The medication easily passes the placental barrier and confers significant protection to neonates born to women who have anti-Ro and anti-La antibodies, Julie Barsalou, MD, said at the annual meeting of the American College of Rheumatology.

Courtesy RegionalDerm.com
This baby demonstrates neonatal lupus erythematosus.
There is currently no therapy for cutaneous neonatal lupus erythematosus (cNLE). The disorder occurs in about 23% of infants born to women with an autoimmune rheumatic disease and is generally benign, said Dr. Barsalou of the Hospital for Sick Children, Toronto. Some infants, however, do develop persistent telangiectasia or epidermal atrophy as a result. A biopsy of the lesions will show interface dermatitis.

Toll-like receptors 7 and 9 have been implicated in the initiation and maintenance of interface dermatitis, and hydroxychloroquine inhibits these receptors. In mouse studies, the drug has led to improvement of this type of dermatitis. Hydroxychloroquine also works well in treating subacute cutaneous lupus, she said, and because it can travel across the placenta, it could be an effective means of preventing this disorder in at-risk neonates.

To examine any potential benefit, Dr. Barsalou looked at three pediatric lupus databases: the SickKids NLE database from Toronto, the U.S. Research Registry for Neonatal Lupus, and the French Registry for Neonatal Lupus.

These registries include infants born to mothers with anti-Ro and/or anti-La antibodies, and a diagnosis of lupus, dermatomyositis, Sjögren’s syndrome, juvenile idiopathic arthritis, or rheumatic arthritis. No infants with cardiac neonatal lupus were included in the study.

In addition to hydroxychloroquine, Dr. Barsalou examined the use of prenatal azathioprine, nonfluorinated and fluorinated steroids, and intravenous immunoglobulin.

The cohort comprised 545 neonates born to 535 mothers.
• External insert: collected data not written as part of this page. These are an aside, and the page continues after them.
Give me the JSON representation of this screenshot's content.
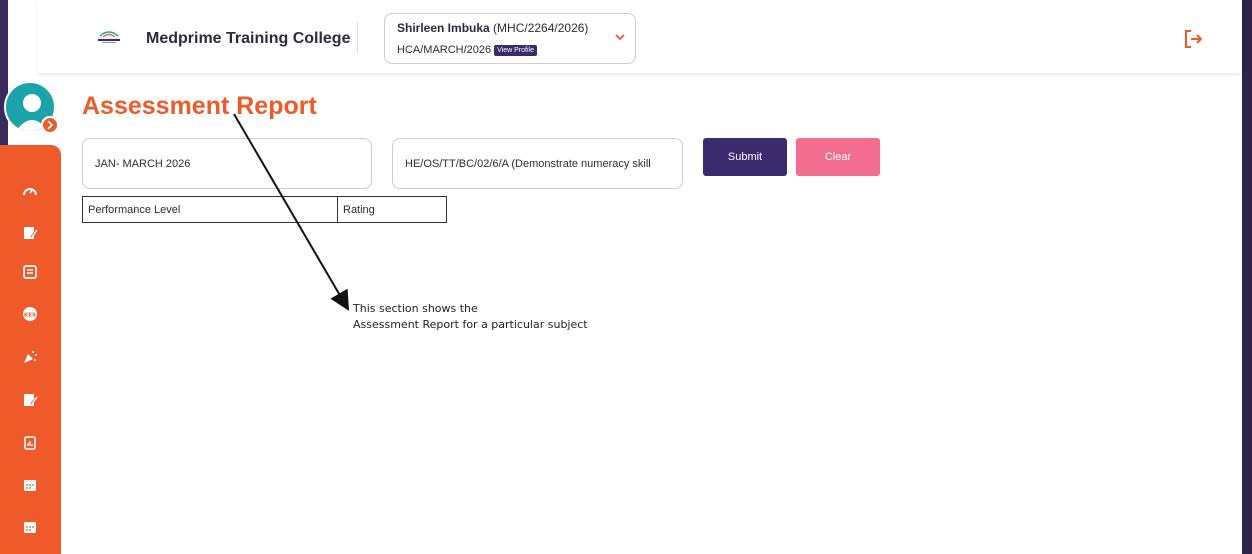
{
  "header": {
    "college_name": "Medprime Training College",
    "student_name": "Shirleen Imbuka",
    "student_reg": "(MHC/2264/2026)",
    "student_class": "HCA/MARCH/2026",
    "view_profile_label": "View Profile"
  },
  "sidebar": {
    "items": [
      {
        "icon": "dashboard-icon"
      },
      {
        "icon": "edit-note-icon"
      },
      {
        "icon": "document-icon"
      },
      {
        "icon": "kes-fees-icon"
      },
      {
        "icon": "celebration-icon"
      },
      {
        "icon": "edit-note-icon"
      },
      {
        "icon": "report-icon"
      },
      {
        "icon": "calendar-icon"
      },
      {
        "icon": "calendar-icon"
      }
    ]
  },
  "main": {
    "title": "Assessment Report",
    "term_value": "JAN- MARCH 2026",
    "unit_value": "HE/OS/TT/BC/02/6/A (Demonstrate numeracy skill",
    "submit_label": "Submit",
    "clear_label": "Clear",
    "table_headers": [
      "Performance Level",
      "Rating"
    ]
  },
  "annotation": {
    "line1": "This section shows the",
    "line2": "Assessment Report for a particular subject"
  },
  "colors": {
    "accent_orange": "#ee5a2a",
    "primary_purple": "#3b2a6e",
    "clear_pink": "#f26d8f",
    "avatar_teal": "#1aa3a9"
  }
}
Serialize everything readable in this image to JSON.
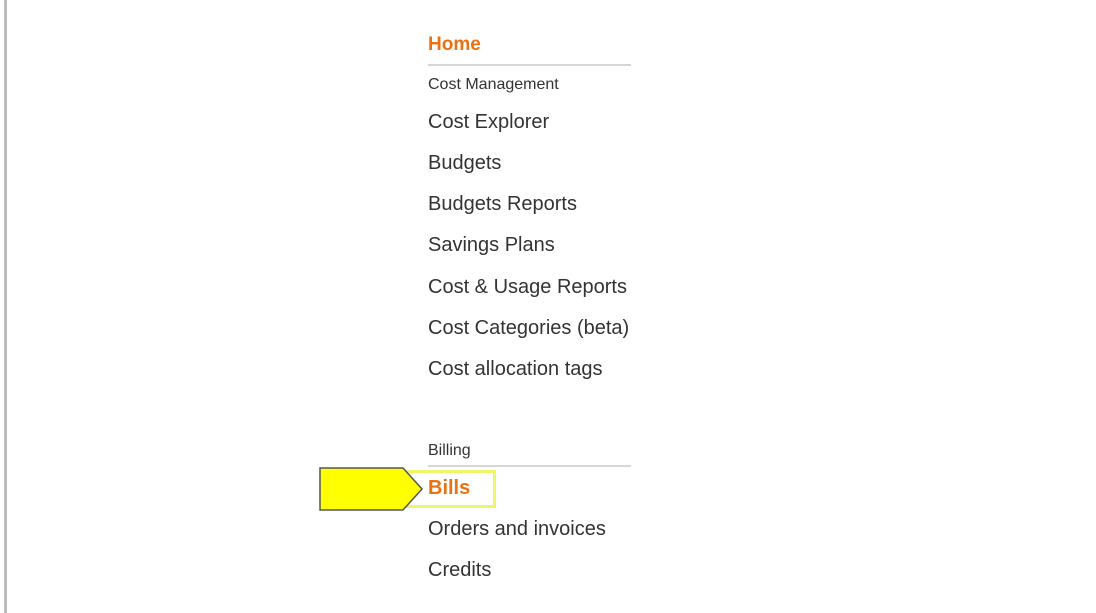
{
  "nav": {
    "home_label": "Home",
    "sections": [
      {
        "label": "Cost Management",
        "items": [
          {
            "label": "Cost Explorer"
          },
          {
            "label": "Budgets"
          },
          {
            "label": "Budgets Reports"
          },
          {
            "label": "Savings Plans"
          },
          {
            "label": "Cost & Usage Reports"
          },
          {
            "label": "Cost Categories (beta)"
          },
          {
            "label": "Cost allocation tags"
          }
        ]
      },
      {
        "label": "Billing",
        "items": [
          {
            "label": "Bills",
            "active": true
          },
          {
            "label": "Orders and invoices"
          },
          {
            "label": "Credits"
          }
        ]
      }
    ]
  },
  "colors": {
    "accent": "#ec7211",
    "text": "#333333",
    "highlight": "#ffff00",
    "highlight_border": "#eef56a"
  },
  "annotation": {
    "arrow_icon": "yellow-arrow-pointer-icon",
    "highlight_target": "Bills"
  }
}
Among these, 112 developed cNLE. The remaining 433 infants were used as controls.

Mothers of both cases and controls were a mean age of 31 years. Among cases, the most common diagnosis was Sjögren’s syndrome (53%), followed by systemic lupus erythematosus (46%). Among controls, the most common maternal diagnosis was SLE (62%), followed by Sjögren’s (31%).

All mothers of cases were positive for anti-Ro antibodies; 72% were positive for anti-La antibodies. Among mothers of controls, 99% had anti-Ro antibodies and 48% had anti-La antibodies.
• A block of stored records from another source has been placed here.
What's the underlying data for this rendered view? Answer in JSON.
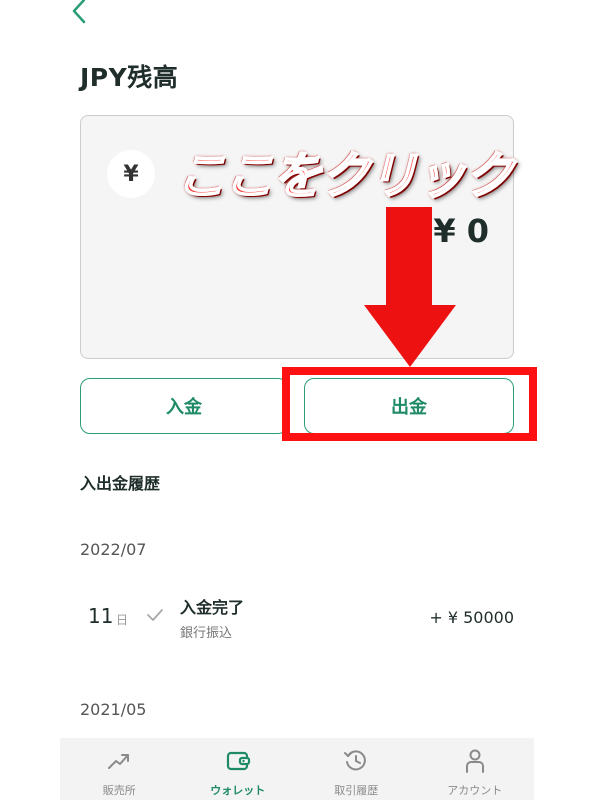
{
  "header": {
    "title": "JPY残高"
  },
  "balance": {
    "currency_symbol": "¥",
    "amount": "¥ 0"
  },
  "annotation": {
    "text": "ここをクリック"
  },
  "actions": {
    "deposit_label": "入金",
    "withdraw_label": "出金"
  },
  "history": {
    "title": "入出金履歴",
    "months": [
      "2022/07",
      "2021/05"
    ],
    "transactions": [
      {
        "day": "11",
        "day_unit": "日",
        "title": "入金完了",
        "method": "銀行振込",
        "amount": "+ ¥ 50000"
      }
    ]
  },
  "nav": {
    "items": [
      {
        "label": "販売所",
        "icon": "trend-icon",
        "active": false
      },
      {
        "label": "ウォレット",
        "icon": "wallet-icon",
        "active": true
      },
      {
        "label": "取引履歴",
        "icon": "history-icon",
        "active": false
      },
      {
        "label": "アカウント",
        "icon": "person-icon",
        "active": false
      }
    ]
  },
  "colors": {
    "accent": "#2a9d75",
    "highlight": "#ff1111"
  }
}
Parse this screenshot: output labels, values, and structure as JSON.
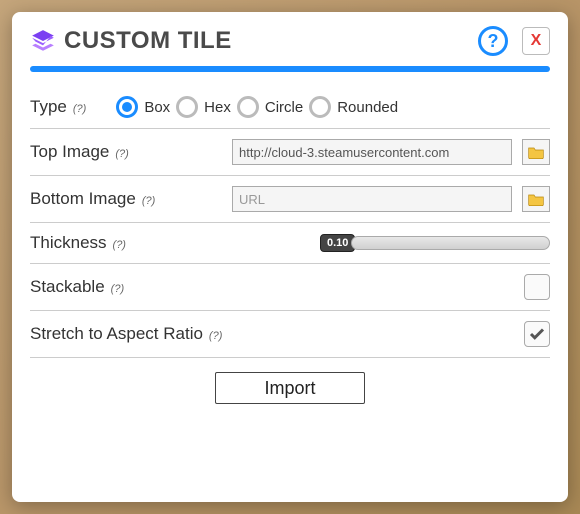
{
  "window": {
    "title": "CUSTOM TILE",
    "help_symbol": "?",
    "close_symbol": "X"
  },
  "type_row": {
    "label": "Type",
    "hint": "(?)",
    "options": [
      "Box",
      "Hex",
      "Circle",
      "Rounded"
    ],
    "selected": "Box"
  },
  "top_image": {
    "label": "Top Image",
    "hint": "(?)",
    "value": "http://cloud-3.steamusercontent.com",
    "placeholder": "URL"
  },
  "bottom_image": {
    "label": "Bottom Image",
    "hint": "(?)",
    "value": "",
    "placeholder": "URL"
  },
  "thickness": {
    "label": "Thickness",
    "hint": "(?)",
    "value": "0.10"
  },
  "stackable": {
    "label": "Stackable",
    "hint": "(?)",
    "checked": false
  },
  "stretch": {
    "label": "Stretch to Aspect Ratio",
    "hint": "(?)",
    "checked": true
  },
  "import_label": "Import",
  "colors": {
    "accent": "#1a8cff",
    "close": "#e53935"
  }
}
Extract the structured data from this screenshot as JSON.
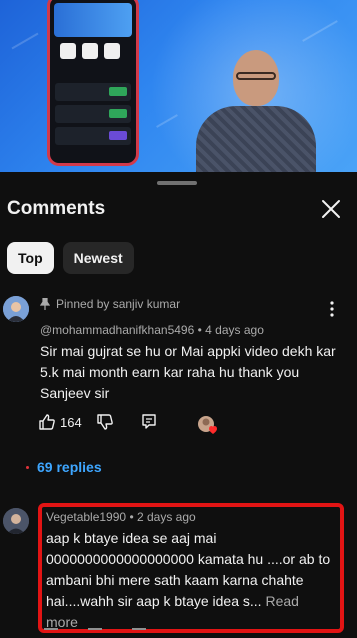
{
  "video": {
    "brand_color": "#2f86f0"
  },
  "sheet": {
    "title": "Comments"
  },
  "chips": [
    {
      "label": "Top",
      "selected": true
    },
    {
      "label": "Newest",
      "selected": false
    }
  ],
  "comment1": {
    "pinned_label": "Pinned by sanjiv kumar",
    "author": "@mohammadhanifkhan5496",
    "time": "4 days ago",
    "text": "Sir mai gujrat se hu or Mai appki video dekh kar 5.k mai month earn kar raha hu thank you Sanjeev sir",
    "likes": "164",
    "replies_label": "69 replies"
  },
  "comment2": {
    "author": "Vegetable1990",
    "time": "2 days ago",
    "text": "aap k btaye idea se aaj mai 0000000000000000000 kamata hu ....or ab to ambani bhi mere sath kaam karna chahte hai....wahh sir aap k btaye idea s...",
    "read_more": "Read more"
  },
  "icons": {
    "close": "close-icon",
    "pin": "pin-icon",
    "more": "more-vert-icon",
    "like": "thumb-up-icon",
    "dislike": "thumb-down-icon",
    "reply": "reply-icon"
  },
  "colors": {
    "background": "#0f0f0f",
    "link": "#3ea6ff",
    "highlight_box": "#e21414"
  }
}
Mothers of cases took hydroxychloroquine (17%), fluorinated steroids (6%), and nonfluorinated steroids with or without azathioprine (28%). Mothers of controls took hydroxychloroquine (34%), fluorinated steroids (4%), and nonfluorinated steroids with or without azathioprine (44%),

There were significantly more female than male infants in the case group (65%). The median age at rash onset was 6 weeks.

Dr. Barsalou performed several multivariate analyses on the entire cohort, as well as two subgroup analyses: one on infants who developed the cNLE rash within the first 4 weeks of life and one on only the infants of mothers with SLE.

In the primary analysis, maternal anti-Ro and anti-La antibodies more than doubled the risk of an infant developing cNLE (odds ratio, 2.5). The use of hydroxychloroquine decreased this risk by 60% (OR, 0.4). Being a female infant increased the risk by 70% (OR, 1.7).

In the group of infants with early-onset rash, maternal anti-La antibodies more than tripled the risk (OR, 3.5), while the use of hydroxychloroquine decreased the risk by 80% (OR, 0.2).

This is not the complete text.